Я стою в кабинете своего босса, сжимая кулаки так сильно, что ногти впиваются в ладони. Редакция "Южного вестника" — тесная комната с обшарпанными стенами, пропитанная запахом старой бумаги и кофе. За окном — пыльный городок, где время замерло, а жизнь проходит мимо. Передо мной — Виктор Лебедев, мой начальник, мой бывший, человек, которого я две недели назад вычеркнула из своей жизни. Он сидит за столом, небрежно откинувшись на стуле, и его тёмные глаза смотрят на меня с той ленивой уверенностью, которая когда-то казалась мне притягательной. Виктор красив — слишком красив для этого захолустья. Высокий, с резкими скулами, густыми чёрными волосами, слегка растрёпанными, и лёгкой щетиной, подчёркивающей его наглую привлекательность. Его белая рубашка расстёгнута на верхнюю пуговицу, и я ненавижу себя за то, что всё ещё замечаю это. Он знает, как действует на людей, и использует это как оружие. Но я больше не поддаюсь.

— Ты серьёзно, Виктор? — мой голос дрожит от ярости. — Отправить меня в зону землетрясения? Это не репортаж, это самоубийство!

Он пожимает плечами, и его губы кривятся в той ухмылке, которую я теперь ненавижу.

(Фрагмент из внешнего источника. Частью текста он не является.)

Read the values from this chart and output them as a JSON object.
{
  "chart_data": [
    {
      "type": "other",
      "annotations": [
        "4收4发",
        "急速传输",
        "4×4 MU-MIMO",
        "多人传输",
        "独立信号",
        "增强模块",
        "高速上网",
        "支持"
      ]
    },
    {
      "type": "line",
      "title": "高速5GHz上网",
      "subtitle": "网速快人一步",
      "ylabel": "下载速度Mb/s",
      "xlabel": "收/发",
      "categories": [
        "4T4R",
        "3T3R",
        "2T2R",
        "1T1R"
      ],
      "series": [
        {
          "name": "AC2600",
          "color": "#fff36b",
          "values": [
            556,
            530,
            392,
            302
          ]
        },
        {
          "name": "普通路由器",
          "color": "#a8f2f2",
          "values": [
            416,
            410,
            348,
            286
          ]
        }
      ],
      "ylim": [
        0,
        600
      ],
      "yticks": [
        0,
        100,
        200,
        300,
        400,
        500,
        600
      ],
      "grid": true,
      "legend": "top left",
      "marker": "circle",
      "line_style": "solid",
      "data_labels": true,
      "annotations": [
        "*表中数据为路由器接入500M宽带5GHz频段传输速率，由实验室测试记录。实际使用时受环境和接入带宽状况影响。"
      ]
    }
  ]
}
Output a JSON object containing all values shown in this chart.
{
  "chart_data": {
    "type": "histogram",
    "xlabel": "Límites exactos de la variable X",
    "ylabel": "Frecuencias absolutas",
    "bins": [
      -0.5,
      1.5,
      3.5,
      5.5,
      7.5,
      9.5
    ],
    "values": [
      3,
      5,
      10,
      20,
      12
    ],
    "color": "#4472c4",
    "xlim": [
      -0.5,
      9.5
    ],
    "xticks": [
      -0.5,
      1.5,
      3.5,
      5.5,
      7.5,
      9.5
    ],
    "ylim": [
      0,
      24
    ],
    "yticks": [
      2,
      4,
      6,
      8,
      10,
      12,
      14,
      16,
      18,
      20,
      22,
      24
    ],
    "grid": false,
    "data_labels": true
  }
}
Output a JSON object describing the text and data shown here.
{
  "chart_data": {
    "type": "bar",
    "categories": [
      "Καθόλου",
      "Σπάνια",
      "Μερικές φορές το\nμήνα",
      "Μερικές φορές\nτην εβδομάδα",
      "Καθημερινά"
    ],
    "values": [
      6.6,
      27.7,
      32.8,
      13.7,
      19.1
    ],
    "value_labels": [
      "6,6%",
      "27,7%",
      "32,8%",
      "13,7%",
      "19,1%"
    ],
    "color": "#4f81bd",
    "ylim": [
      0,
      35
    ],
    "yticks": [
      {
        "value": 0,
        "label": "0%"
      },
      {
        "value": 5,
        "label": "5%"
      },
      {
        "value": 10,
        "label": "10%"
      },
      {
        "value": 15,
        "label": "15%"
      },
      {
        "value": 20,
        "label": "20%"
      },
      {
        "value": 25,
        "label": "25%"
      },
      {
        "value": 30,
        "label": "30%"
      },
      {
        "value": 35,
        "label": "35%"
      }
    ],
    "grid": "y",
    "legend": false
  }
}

— Елена, не драматизируй, — говорит он, постукивая ручкой по столу. — Это твой шанс. Большая история. Спасатели, волонтёры, разрушенный город. Ты же хотела чего-то серьёзного, да?

— Серьёзного, а не смертельного! — я шагаю ближе, упираясь руками в его стол. — Там дома рушатся, люди гибнут, а ты хочешь, чтобы я снимала это для твоих поганых новостей?

Он наклоняется вперёд, и его взгляд становится острым, как лезвие.

— А ты думала, наша работа — это ярмарки и свадьбы? — его голос понижается, становится почти интимным, и я чувствую, как внутри всё сжимается. — Ты сама хотела быть в центре событий, Елена. Вот тебе центр.

Я отшатываюсь, будто он ударил меня. Он знает, как задеть. Знает, потому что я позволила ему узнать меня слишком хорошо. Два месяца назад я думала, что у нас что-то есть — настоящие чувства, связь. Но для Виктора я была не девушкой, а игрушкой. Он звонил мне посреди ночи, приезжал, когда ему было удобно, и исчезал, когда я начинала говорить о чём-то большем. "Не усложняй, Лена", — говорил он, целуя меня так, будто это могло всё исправить. Я бросила его две недели назад, когда поняла, что для него я — не больше, чем тело, которое он использует, пока оно ему интересно. И самое больное — я ненавижу себя за это. За то, что не могу чувствовать так, как другие. За то, что моё тело молчит там, где должно петь.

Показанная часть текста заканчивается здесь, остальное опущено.